The programme for 2020’s festival hasn’t yet been announced, but here’s a look at what was on last year:
Described as “far more than an ordinary film festival” by Artistic Director Geoff Bird, Hinterlands 2019 opened with a 50th anniversary screening of Ken Loach’s iconic Kes at Skipton Castle. A fitting opener, the Yorkshire-set film about a young boy and his kestrel was followed by a launch party open to all ticket-holders. From there Hinterlands took over Skipton’s 107-year-old Plaza Cinema for a run of classic and brand new films set in and celebrating rural landscapes.
The 2019 programme included recent blockbusting documentary Free Solo, about rock climber Alex Honnold attempts to scale the famed El Capitan rock face at Yosemite National Park without using a safety rope; Alice Rohrwacher’s magnificently mysterious Italian drama Happy as Lazzaro; and Francis Lee acclaimed God’s Own Country – an award-winning depiction of a romance between a young sheep farmer in Yorkshire and a Romanian migrant worker.
The isolation of woods and wilderness have inspired filmmakers forever, and last year, horror fans bunkered down with an all-night marathon scheduled to showcase all the darkness and menace of rural cinema.
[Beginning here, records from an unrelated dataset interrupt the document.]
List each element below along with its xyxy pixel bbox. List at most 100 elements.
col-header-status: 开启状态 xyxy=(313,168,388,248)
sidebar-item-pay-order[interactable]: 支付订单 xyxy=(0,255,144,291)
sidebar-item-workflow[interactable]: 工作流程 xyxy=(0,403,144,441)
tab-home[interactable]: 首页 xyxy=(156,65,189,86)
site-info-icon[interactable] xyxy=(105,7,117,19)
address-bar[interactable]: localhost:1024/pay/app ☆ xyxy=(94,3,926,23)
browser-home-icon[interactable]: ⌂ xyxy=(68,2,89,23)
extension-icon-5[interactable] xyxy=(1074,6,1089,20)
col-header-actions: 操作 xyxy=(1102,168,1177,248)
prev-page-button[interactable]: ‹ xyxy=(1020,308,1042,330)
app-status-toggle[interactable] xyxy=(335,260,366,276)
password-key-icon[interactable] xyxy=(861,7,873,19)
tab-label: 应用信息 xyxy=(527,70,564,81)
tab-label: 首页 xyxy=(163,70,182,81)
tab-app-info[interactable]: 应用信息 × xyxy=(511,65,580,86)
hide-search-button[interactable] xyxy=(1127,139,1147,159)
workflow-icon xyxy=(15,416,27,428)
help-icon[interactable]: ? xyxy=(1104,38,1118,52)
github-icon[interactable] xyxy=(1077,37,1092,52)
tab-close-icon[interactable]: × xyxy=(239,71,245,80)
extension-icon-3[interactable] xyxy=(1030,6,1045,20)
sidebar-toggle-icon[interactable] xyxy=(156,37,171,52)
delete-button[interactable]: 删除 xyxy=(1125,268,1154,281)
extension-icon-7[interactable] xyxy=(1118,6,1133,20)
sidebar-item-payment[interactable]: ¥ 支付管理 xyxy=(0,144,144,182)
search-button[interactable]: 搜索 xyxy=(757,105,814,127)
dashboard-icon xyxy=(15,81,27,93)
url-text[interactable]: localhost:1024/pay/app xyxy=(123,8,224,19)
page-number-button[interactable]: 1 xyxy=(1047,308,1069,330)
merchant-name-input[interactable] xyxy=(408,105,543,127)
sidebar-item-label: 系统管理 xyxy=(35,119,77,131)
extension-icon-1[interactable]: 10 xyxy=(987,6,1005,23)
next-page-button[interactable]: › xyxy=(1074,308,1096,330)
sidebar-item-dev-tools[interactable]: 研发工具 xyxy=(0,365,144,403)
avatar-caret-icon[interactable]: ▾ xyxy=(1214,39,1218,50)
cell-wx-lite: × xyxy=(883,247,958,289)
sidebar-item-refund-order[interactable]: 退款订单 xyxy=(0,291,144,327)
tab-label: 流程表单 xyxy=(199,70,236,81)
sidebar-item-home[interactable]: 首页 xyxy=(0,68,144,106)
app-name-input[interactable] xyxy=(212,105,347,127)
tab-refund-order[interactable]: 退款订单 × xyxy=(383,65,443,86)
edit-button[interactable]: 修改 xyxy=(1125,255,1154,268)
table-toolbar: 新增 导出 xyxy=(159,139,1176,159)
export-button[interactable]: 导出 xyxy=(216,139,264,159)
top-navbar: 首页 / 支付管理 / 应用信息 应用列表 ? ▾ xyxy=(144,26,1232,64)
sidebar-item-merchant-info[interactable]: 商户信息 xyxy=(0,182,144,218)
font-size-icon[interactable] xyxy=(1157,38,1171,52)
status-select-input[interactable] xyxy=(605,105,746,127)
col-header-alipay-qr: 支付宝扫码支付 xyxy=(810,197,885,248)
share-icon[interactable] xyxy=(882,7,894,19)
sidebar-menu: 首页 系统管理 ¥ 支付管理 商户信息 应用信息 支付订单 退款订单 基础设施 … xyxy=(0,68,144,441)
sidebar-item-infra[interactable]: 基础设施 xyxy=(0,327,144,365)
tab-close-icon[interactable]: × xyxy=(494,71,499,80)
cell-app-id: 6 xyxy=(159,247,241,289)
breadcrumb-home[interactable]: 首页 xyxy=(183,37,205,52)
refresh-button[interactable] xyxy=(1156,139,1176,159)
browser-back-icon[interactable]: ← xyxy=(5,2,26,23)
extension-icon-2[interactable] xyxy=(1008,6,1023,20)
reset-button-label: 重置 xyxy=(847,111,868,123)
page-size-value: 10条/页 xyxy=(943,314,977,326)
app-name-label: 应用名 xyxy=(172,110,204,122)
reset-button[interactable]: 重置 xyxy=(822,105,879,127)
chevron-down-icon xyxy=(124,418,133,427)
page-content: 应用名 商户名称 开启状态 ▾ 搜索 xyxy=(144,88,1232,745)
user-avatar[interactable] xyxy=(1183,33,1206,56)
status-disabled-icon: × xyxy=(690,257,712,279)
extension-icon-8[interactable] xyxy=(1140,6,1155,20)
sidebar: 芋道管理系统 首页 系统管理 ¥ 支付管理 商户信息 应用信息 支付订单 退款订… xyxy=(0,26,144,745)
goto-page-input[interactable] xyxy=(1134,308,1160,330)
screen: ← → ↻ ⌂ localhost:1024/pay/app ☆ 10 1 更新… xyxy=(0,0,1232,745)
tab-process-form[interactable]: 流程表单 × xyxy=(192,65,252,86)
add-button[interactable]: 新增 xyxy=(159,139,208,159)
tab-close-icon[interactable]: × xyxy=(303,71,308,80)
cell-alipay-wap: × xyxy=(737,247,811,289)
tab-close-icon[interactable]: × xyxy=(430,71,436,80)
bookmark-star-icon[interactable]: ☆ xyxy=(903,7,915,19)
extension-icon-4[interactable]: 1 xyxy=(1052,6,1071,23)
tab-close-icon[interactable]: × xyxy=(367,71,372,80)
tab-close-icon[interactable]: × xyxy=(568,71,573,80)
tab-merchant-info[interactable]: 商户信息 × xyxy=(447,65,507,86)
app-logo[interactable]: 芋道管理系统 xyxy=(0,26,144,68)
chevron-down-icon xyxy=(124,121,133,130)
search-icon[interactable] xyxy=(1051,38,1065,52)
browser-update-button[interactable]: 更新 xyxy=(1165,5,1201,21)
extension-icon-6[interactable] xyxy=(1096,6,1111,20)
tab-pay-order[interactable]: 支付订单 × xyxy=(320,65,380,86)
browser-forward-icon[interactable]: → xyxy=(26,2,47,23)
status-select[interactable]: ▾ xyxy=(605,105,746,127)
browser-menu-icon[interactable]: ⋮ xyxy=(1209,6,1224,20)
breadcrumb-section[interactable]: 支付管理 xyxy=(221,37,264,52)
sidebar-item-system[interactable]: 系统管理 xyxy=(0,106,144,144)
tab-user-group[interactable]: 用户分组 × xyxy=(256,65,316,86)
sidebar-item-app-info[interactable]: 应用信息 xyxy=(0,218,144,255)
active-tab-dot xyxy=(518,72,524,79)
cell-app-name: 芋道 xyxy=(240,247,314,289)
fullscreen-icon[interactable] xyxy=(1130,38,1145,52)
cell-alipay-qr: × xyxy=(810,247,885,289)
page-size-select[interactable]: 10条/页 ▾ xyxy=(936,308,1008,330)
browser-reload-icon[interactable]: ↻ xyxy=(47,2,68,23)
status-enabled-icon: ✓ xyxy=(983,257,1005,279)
Things got a little lighter outside of the theatre, as Hinterlands invited audiences to camp out for a special screening of Wes Anderson’s pithy scouting comedy Moonrise Kingdom army marquee at Aireville Park, whilst a showing of Taika Waititi’s riotous Hunt for The Wilderpeople inspired a free treasure hunt.
Poignantly – and somewhat joyfully – Skipton Plaza Cinema hosted an interactive sing-along of the Doris Day classic, Calamity Jane.
Beyond the films themselves, festivalgoers gleaned wisdom from industry professionals as Geoff Bird hosted a discussion featuring a panel of award-winning location experts. Meanwhile, there was a chance to get hands-on with a stage combat workshop, and an Animation Workshop hosted by Wallace and Gromit animator Virpi Kettu where budding creatives created their own stop motion animations based on films inspired by Skipton’s local cinematic scenery.